As of Thursday, the Department of State Health Services (DSHS) reported Texas’s seven-day average of new cases to be 7,291 per day, which is down 40% from a week ago, and 86% from a month ago. Hospitalizations in the state are  also trending downward, with 6,470 COVID-19 patients currently hospitalized. This is down 28% from a week ago and 48% from a month ago.

While COVID-19 numbers appear to be generally improving, John Hawkins, CEO of THA, emphasized that the hospital workforce is still strained and in need of a long-term solution, especially regarding anti-competitive behavior of nurse-staffing agencies, which he says have been using the shortage in the market to drive up rates.
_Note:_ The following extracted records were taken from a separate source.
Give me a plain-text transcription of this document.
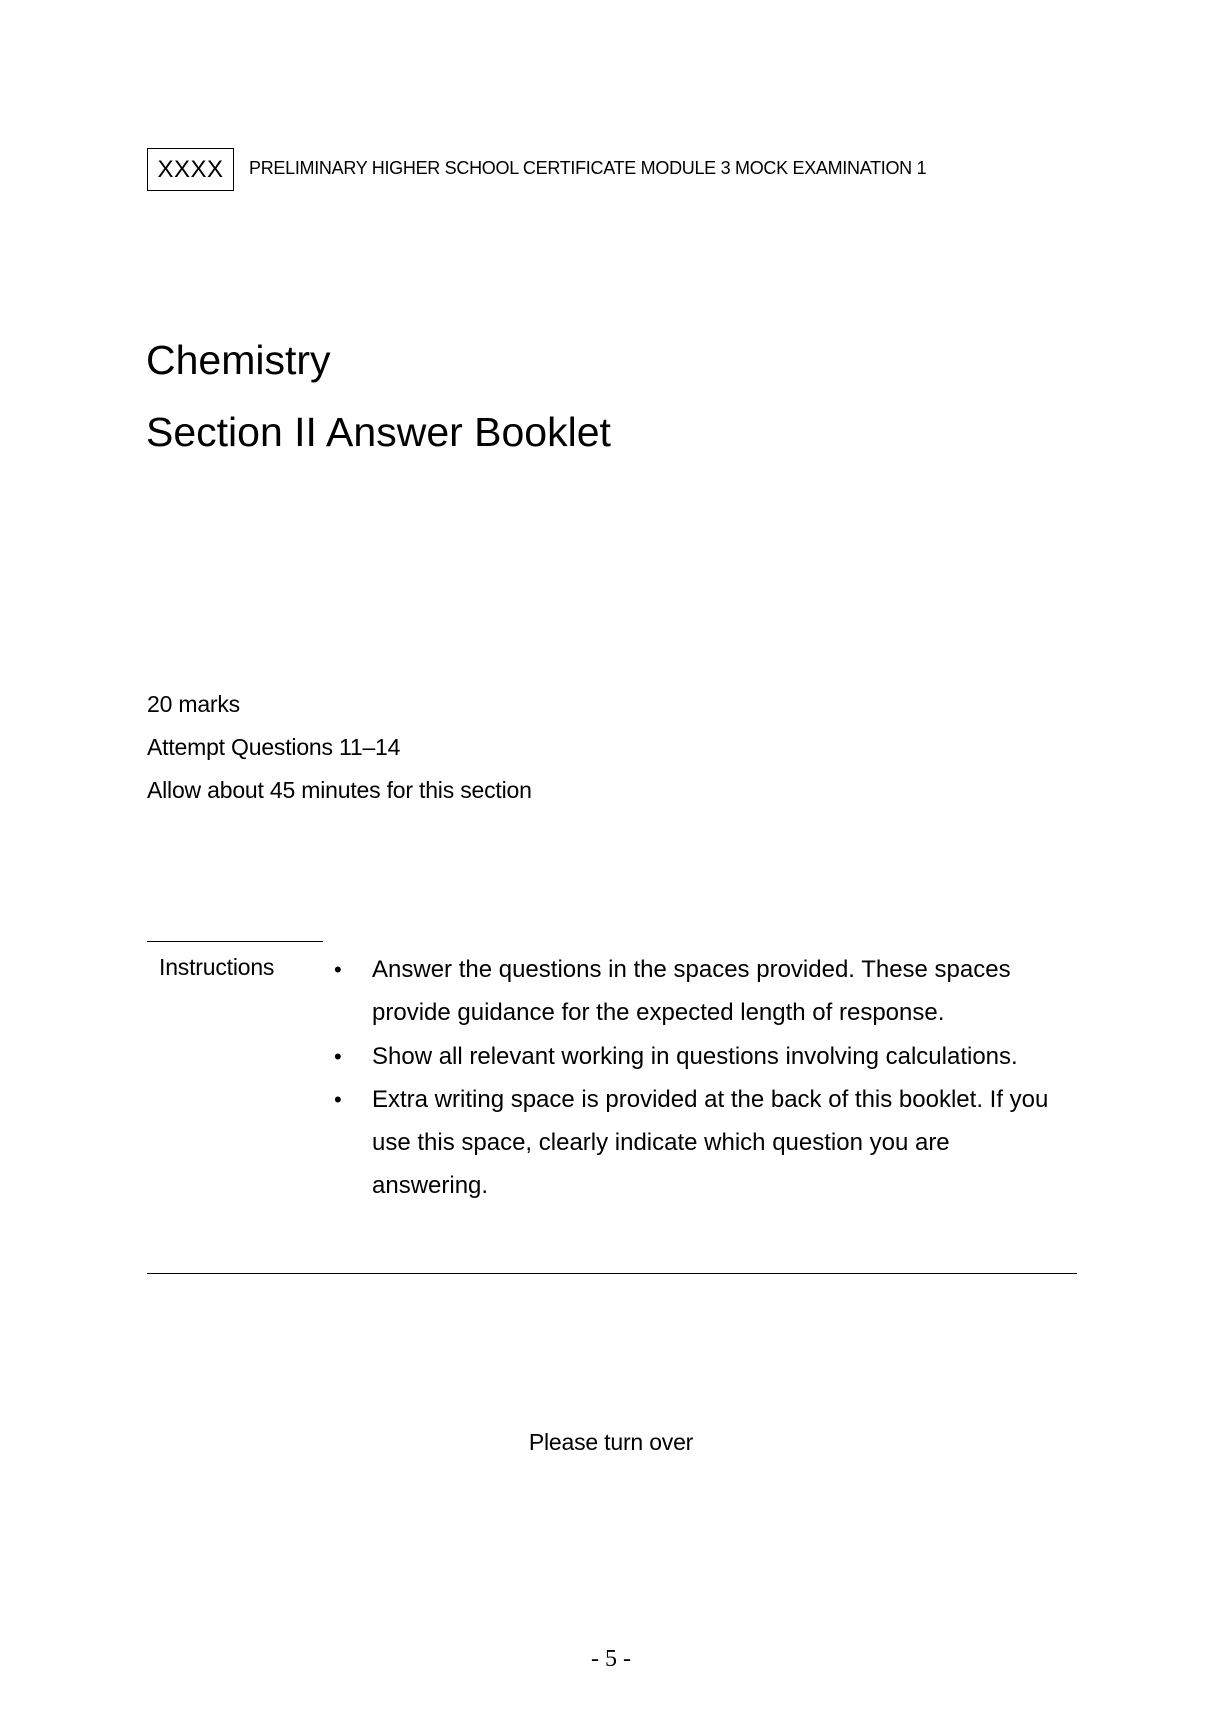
XXXX	PRELIMINARY HIGHER SCHOOL CERTIFICATE MODULE 3 MOCK EXAMINATION 1
Chemistry
Section II Answer Booklet
20 marks
Attempt Questions 11–14
Allow about 45 minutes for this section
Instructions	• Answer the questions in the spaces provided. These spaces provide guidance for the expected length of response.
• Show all relevant working in questions involving calculations.
• Extra writing space is provided at the back of this booklet. If you use this space, clearly indicate which question you are answering.
Please turn over
- 5 -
“For a variety of reasons, we’ve burned through a whole generation of health care workers,” said Hawkins. “I’m not sure how much of that money [the agencies are making] is actually getting to those nurses.”

He said THA is working closely with the American Hospital Association (AHA) to send formal and informal communications asking the Federal Trade Commission (FTC) to ramp up their efforts to investigate the behavior of these nurse-staffing agencies. He added that THA will be working with the legislature and other key partners in the next session to invest in the workforce pipeline. 

“It’s not just nurses, it’s physicians and other allied health professionals as well. So I think you’ll see we’ll have a comprehensive program on that,” he said. “It’s certainly something we’re working on with the Texas Nurses Association and Texas Medical Association. We’re working with the nursing homes and home health [providers] because, again, the downstream providers are being impacted as well. That impacts hospitals if we can’t discharge patients because of staffing shortages at nursing homes or an inability to get home health support.”